There was just one problem. Alderman Roger Jeck, who the night before was contacted and said he would be present at the meeting, was a no show.
His absence brought action to a screeching halt at the Wednesday noon special meeting.
A state statute allows city councils to reconsider or rescind action taken at a previous meeting during a special meeting, like the one called Wednesday.
But as City Attorney Jim McCulloch pointed out, one of the provisions of the statute states that the same number of people have to be present at the special city meeting as were present at the regular meeting, in this case, the July 3 meeting, during which the council voted 5-4 to not renew Munchies beer license.
No aldermen were absent at that July 3 meeting, meaning no action could be taken at Wednesday's special meeting without Jeck.
City Finance Officer Mike Carlson tried calling him, and got his answering machine. City staff visited his home, and no one was present.
Later in the day, after the special meeting was continued to 4 p.m. in hopes that he would arrive, local police officers reportedly tried to locate him in the city, but were unable to find him.
Jeck's absence pushes the city council's attempt to rescind its July 3 action to its next regular meeting on July 17. It was initially feared that this could spell the end of the hopes of Ben Parsons and Cory Beach, partners who opened the new restaurant, to sell microbrews and other brands of beer in their restaurant.
Further research by McCulloch Wednesday afternoon, however, eased the pressure somewhat.
"Once the license is issued, it's really the (state) Department of Revenue's license for all practical purposes," McCulloch said. There is a 10 day grace period on the license that will expire on midnight July 16.
"From midnight on Sunday, to the time they (the city council) takes any action to rescind its previous action on Monday, July 17, they can't sell beer," McCulloch said. "After that, they can until the renewal issue is then heard again sometime in August."
The city council wants all aldermen present when it acts on renewing Munchies license.

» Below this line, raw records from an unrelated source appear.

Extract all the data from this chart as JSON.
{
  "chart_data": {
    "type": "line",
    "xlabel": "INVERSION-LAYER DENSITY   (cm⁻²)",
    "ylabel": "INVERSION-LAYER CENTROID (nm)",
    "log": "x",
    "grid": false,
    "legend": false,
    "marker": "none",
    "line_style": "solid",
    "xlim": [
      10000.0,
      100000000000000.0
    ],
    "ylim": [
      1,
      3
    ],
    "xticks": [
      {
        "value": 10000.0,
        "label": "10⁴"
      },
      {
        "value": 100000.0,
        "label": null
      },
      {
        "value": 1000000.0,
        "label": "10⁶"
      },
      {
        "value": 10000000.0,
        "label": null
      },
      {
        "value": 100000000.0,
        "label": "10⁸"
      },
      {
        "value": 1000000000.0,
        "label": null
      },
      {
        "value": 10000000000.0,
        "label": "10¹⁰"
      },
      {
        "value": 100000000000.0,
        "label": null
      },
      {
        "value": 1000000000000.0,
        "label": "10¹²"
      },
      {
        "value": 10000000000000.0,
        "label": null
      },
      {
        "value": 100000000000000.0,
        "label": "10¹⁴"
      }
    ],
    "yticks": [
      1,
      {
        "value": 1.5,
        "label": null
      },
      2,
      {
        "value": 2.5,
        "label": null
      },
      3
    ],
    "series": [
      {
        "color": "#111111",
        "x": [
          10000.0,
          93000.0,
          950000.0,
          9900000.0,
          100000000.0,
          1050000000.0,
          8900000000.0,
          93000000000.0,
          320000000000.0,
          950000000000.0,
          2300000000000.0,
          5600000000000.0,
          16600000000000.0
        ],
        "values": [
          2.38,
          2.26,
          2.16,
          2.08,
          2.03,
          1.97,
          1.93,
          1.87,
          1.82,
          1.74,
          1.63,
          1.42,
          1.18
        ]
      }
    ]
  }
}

It appears that two aldermen will be gone on vacation at the time of the upcoming July 17 meeting, so it appears license renewal won't be an agenda topic until sometime next month.
Alderman Mary Edelen, who voted against renewal of the license at the July 3 meeting, led the drive for Wednesday's special meeting. Aldermen Jack Powell and Ray Hofman also signed a letter requesting the special meeting.

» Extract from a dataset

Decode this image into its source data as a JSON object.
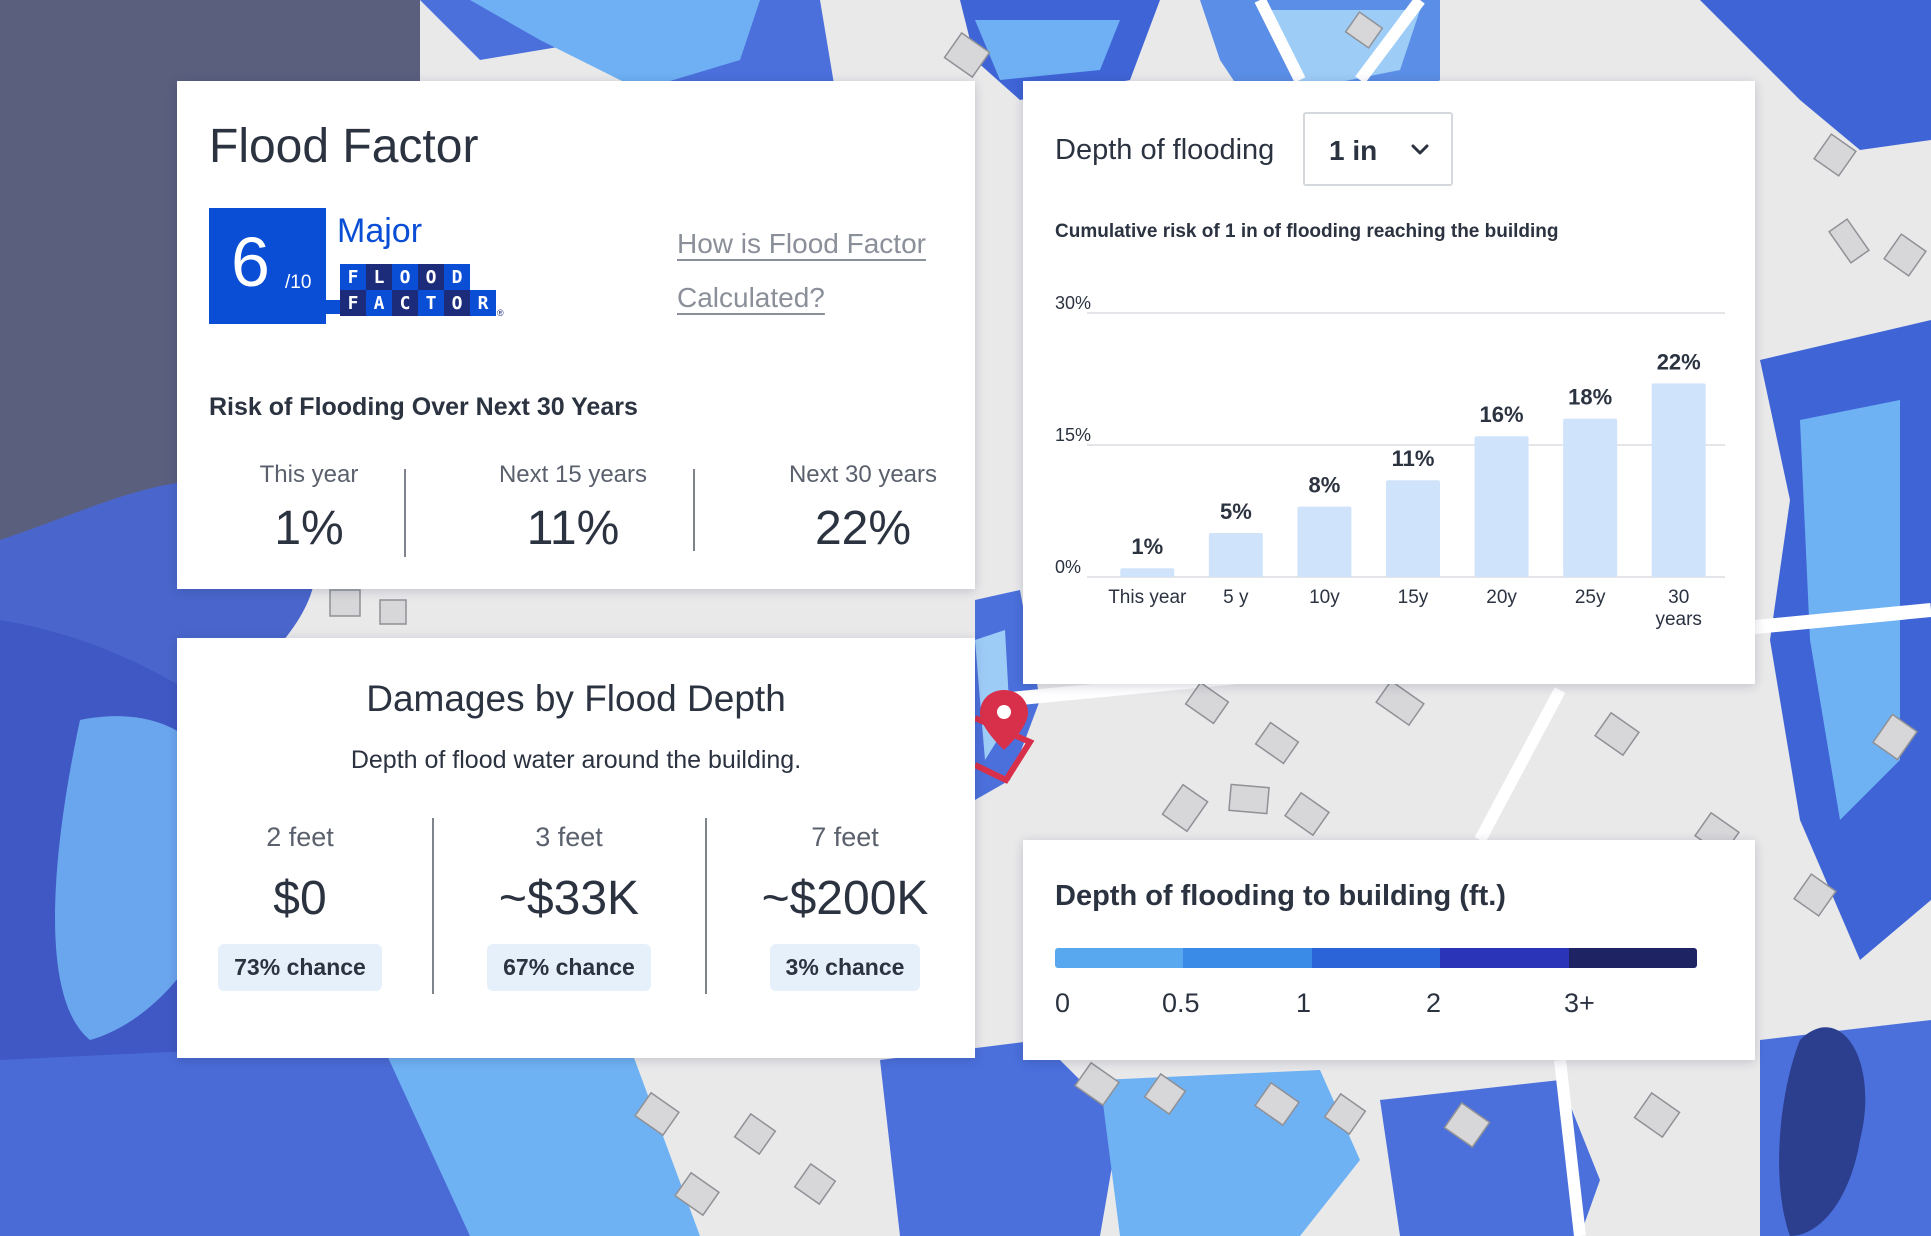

"For several days after the July 3 meeting, I was thinking about the discussion and ultimately my no vote," Edelen, a former state legislator said. "I've been in politics long enough to know that when your gut tells you something is wrong, you perk up and you listen."

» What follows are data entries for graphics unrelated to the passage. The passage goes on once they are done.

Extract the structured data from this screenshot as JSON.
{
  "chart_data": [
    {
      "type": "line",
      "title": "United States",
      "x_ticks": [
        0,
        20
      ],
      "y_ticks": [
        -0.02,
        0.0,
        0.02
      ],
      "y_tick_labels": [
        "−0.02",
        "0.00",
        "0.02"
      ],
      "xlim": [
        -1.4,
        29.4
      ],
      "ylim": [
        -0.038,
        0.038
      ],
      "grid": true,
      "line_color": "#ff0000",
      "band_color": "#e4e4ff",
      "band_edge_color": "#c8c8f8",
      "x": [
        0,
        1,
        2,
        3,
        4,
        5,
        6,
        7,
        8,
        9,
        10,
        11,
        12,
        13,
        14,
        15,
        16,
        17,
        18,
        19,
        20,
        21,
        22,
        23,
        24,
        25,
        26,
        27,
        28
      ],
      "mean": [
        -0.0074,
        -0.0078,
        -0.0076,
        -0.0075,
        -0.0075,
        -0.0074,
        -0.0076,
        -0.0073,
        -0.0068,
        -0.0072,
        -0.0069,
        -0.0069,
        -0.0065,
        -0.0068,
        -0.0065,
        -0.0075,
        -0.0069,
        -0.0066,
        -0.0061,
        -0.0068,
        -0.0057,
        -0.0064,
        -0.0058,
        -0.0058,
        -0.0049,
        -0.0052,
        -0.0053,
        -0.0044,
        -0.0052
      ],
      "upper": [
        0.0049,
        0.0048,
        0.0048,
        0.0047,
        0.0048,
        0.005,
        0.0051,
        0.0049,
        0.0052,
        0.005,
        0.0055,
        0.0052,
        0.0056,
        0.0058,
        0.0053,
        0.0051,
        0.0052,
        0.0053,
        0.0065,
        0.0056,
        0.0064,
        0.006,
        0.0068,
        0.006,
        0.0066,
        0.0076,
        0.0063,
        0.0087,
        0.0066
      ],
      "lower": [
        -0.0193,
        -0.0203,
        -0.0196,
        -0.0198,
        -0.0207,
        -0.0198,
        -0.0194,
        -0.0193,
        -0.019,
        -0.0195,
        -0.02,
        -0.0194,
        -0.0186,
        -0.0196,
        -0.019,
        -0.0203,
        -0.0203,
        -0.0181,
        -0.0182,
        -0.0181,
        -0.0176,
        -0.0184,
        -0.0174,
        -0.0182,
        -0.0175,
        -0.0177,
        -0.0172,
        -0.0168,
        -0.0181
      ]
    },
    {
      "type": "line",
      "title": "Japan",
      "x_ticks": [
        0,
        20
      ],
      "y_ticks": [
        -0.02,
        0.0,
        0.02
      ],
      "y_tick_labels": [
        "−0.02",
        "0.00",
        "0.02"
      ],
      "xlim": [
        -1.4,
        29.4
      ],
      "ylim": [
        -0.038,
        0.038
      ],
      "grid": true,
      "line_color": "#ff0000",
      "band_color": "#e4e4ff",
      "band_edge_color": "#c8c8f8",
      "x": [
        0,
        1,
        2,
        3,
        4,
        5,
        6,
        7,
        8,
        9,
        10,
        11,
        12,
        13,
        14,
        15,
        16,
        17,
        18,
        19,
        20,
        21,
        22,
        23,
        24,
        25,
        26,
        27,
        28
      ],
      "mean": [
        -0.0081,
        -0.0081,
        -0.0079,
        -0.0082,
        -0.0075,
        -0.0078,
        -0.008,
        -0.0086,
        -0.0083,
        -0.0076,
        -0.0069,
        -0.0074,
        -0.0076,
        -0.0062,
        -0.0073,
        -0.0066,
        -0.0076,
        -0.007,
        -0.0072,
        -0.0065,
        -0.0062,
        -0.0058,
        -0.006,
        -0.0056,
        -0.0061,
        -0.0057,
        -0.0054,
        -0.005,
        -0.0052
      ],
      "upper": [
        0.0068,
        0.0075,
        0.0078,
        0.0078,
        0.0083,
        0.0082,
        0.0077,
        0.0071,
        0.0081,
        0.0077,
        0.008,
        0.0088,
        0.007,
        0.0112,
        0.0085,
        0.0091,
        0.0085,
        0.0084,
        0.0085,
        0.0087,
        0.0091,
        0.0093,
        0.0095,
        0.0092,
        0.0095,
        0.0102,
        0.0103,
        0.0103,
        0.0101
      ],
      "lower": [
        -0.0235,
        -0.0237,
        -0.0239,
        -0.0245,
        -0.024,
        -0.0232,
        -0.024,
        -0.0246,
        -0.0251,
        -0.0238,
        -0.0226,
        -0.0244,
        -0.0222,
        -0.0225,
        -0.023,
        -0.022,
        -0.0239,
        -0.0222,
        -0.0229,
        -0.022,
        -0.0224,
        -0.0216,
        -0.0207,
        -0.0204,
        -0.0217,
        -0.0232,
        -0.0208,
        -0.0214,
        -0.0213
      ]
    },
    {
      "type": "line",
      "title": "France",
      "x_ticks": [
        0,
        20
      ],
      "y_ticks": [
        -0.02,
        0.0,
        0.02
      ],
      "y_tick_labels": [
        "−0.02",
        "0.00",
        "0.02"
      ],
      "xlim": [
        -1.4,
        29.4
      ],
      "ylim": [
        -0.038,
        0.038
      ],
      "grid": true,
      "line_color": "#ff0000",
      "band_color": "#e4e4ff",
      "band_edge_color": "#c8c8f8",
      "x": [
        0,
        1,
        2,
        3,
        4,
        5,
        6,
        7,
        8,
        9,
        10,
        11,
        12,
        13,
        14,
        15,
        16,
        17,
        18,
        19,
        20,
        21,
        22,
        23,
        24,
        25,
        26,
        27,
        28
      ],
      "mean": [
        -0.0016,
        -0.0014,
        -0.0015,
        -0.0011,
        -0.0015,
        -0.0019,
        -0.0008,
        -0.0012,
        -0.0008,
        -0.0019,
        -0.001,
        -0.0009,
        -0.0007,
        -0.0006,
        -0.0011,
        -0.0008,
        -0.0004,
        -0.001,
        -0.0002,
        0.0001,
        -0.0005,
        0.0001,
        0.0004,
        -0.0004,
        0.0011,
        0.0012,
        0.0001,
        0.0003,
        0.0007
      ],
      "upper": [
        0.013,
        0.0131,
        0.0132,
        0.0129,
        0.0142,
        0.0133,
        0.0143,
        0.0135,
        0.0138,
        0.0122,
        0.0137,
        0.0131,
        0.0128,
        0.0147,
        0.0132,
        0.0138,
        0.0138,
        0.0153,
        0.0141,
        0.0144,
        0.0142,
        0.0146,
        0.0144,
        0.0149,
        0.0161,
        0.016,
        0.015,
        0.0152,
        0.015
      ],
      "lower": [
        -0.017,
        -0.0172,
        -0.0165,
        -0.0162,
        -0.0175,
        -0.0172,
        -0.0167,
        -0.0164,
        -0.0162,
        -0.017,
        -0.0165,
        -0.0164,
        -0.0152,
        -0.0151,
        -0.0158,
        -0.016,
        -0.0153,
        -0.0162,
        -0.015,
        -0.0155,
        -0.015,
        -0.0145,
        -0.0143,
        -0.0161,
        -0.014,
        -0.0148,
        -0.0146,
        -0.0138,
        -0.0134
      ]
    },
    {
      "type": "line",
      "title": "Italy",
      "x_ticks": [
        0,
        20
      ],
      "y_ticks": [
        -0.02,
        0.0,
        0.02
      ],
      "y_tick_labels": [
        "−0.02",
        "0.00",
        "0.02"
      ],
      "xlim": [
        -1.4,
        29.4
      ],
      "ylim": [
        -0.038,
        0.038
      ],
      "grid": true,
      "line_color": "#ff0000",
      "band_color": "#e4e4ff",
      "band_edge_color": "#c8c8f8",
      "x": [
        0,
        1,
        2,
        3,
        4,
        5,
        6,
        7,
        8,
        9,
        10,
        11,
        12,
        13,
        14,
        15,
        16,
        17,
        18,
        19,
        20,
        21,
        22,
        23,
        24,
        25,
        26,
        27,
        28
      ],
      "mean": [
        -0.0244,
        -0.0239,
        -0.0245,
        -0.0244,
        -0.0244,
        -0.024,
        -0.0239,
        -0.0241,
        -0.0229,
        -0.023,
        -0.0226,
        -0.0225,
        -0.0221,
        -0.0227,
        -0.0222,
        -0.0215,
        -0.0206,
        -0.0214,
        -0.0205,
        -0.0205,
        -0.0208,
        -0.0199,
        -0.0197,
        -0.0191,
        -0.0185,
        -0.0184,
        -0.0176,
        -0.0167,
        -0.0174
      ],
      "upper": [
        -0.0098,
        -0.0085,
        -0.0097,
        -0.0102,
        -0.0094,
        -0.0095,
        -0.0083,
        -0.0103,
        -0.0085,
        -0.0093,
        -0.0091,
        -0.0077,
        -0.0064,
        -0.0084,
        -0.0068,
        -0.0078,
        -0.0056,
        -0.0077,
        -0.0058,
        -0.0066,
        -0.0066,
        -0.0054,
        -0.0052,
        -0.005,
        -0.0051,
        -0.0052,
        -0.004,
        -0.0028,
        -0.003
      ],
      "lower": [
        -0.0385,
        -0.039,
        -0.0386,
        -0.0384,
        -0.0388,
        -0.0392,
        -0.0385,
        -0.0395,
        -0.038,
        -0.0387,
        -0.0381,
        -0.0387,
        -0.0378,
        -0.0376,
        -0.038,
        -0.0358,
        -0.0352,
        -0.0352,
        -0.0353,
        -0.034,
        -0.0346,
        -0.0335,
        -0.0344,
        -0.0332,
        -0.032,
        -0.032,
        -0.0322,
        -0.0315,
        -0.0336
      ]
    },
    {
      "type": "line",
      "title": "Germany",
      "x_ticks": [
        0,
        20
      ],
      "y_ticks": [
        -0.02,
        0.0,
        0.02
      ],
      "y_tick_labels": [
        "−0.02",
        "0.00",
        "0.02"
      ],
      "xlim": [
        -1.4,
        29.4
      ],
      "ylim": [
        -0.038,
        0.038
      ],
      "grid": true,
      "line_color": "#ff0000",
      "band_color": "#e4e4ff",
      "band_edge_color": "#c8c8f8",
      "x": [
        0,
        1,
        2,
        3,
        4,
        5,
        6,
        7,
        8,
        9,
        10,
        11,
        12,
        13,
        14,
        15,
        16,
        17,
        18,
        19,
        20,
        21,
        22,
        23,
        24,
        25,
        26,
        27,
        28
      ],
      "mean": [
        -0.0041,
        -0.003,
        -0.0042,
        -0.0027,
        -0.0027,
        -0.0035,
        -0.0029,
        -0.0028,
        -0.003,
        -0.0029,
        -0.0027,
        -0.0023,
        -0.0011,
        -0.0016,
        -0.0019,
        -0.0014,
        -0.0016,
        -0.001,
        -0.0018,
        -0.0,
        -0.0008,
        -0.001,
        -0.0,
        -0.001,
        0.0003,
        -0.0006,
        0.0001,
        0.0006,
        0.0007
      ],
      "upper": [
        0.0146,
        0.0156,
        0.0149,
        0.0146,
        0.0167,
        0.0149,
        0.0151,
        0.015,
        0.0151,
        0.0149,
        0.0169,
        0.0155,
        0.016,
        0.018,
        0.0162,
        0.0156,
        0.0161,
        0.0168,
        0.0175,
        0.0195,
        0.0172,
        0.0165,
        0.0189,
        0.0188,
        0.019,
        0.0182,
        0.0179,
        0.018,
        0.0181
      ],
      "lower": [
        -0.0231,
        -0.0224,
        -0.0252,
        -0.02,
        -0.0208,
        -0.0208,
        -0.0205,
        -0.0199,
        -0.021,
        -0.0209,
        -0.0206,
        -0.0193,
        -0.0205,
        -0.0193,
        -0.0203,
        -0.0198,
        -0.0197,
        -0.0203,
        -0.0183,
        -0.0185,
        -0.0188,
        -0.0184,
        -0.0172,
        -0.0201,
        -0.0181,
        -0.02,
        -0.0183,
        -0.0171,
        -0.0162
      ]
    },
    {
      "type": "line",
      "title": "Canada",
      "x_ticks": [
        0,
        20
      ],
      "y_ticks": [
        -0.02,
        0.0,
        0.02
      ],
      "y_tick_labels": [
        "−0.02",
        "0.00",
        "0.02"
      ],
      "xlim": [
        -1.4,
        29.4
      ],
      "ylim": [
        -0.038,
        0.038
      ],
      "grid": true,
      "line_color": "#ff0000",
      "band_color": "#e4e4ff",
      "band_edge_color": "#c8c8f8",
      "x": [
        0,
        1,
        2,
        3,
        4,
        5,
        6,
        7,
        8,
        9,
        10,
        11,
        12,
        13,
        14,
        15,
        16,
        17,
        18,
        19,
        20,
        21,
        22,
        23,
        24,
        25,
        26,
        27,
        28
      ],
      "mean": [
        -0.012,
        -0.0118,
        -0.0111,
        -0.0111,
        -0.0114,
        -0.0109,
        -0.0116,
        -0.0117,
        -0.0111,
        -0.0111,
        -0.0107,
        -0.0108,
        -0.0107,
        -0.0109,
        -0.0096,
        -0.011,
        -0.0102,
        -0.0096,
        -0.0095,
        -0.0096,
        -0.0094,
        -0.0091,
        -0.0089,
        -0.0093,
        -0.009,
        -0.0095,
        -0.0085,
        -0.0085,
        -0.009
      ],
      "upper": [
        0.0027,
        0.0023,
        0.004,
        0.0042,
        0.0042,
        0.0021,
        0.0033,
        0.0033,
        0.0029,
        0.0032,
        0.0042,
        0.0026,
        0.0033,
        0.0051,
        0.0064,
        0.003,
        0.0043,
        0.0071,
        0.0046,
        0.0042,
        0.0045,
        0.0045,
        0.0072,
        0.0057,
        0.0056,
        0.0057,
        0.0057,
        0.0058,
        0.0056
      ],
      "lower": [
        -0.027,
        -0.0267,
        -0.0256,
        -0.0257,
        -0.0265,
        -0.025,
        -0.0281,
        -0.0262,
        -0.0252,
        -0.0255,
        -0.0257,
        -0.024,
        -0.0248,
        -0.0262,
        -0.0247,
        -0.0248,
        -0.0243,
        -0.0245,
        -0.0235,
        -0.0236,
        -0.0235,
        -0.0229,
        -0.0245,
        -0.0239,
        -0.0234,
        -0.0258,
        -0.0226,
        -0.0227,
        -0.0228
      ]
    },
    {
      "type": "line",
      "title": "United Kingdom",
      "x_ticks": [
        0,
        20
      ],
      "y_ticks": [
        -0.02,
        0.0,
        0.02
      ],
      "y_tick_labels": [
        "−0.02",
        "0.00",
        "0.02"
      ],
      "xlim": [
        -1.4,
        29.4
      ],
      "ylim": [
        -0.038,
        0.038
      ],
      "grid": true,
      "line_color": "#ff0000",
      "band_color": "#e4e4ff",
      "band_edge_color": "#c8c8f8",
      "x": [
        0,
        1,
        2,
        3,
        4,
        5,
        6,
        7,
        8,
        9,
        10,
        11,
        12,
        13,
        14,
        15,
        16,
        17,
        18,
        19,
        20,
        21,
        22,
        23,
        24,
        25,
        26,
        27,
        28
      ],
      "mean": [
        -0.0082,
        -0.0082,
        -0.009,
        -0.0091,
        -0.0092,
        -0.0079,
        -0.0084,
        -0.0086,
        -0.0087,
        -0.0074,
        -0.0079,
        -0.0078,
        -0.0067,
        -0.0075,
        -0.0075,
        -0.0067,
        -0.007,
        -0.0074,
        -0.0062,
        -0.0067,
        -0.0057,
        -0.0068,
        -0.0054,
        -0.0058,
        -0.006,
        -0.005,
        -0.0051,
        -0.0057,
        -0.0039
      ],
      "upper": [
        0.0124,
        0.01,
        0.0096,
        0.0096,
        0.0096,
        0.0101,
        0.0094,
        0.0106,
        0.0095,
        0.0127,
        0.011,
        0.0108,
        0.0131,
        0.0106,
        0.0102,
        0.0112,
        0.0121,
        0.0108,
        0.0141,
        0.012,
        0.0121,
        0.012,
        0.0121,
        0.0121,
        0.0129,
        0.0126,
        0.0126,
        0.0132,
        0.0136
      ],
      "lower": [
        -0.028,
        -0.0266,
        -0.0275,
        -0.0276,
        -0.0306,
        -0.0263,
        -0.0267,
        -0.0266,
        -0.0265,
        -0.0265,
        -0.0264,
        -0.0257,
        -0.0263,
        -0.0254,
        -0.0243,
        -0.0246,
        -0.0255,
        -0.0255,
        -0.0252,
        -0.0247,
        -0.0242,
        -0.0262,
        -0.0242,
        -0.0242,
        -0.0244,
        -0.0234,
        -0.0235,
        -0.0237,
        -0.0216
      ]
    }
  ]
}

She decided to revisit the issue by visiting Munchies. Edelen dined there, talked with co-operator Parsons, and listened to the level of the restaurant's stereo and television noise.
"It's not anything out of the ordinary," she said of the volume levels. "So then I really started to question my no vote, and I told myself I should have done all of this investigation before my vote. I didn't, and I apologize to everyone."
Jody Harnois, who has been active in the Vermillion Jaycees for several years, urged the council to show support to Parsons and Beach. "I feel like people like them, and businesses downtown really deserve some support and the opportunity to do the best they can," he said.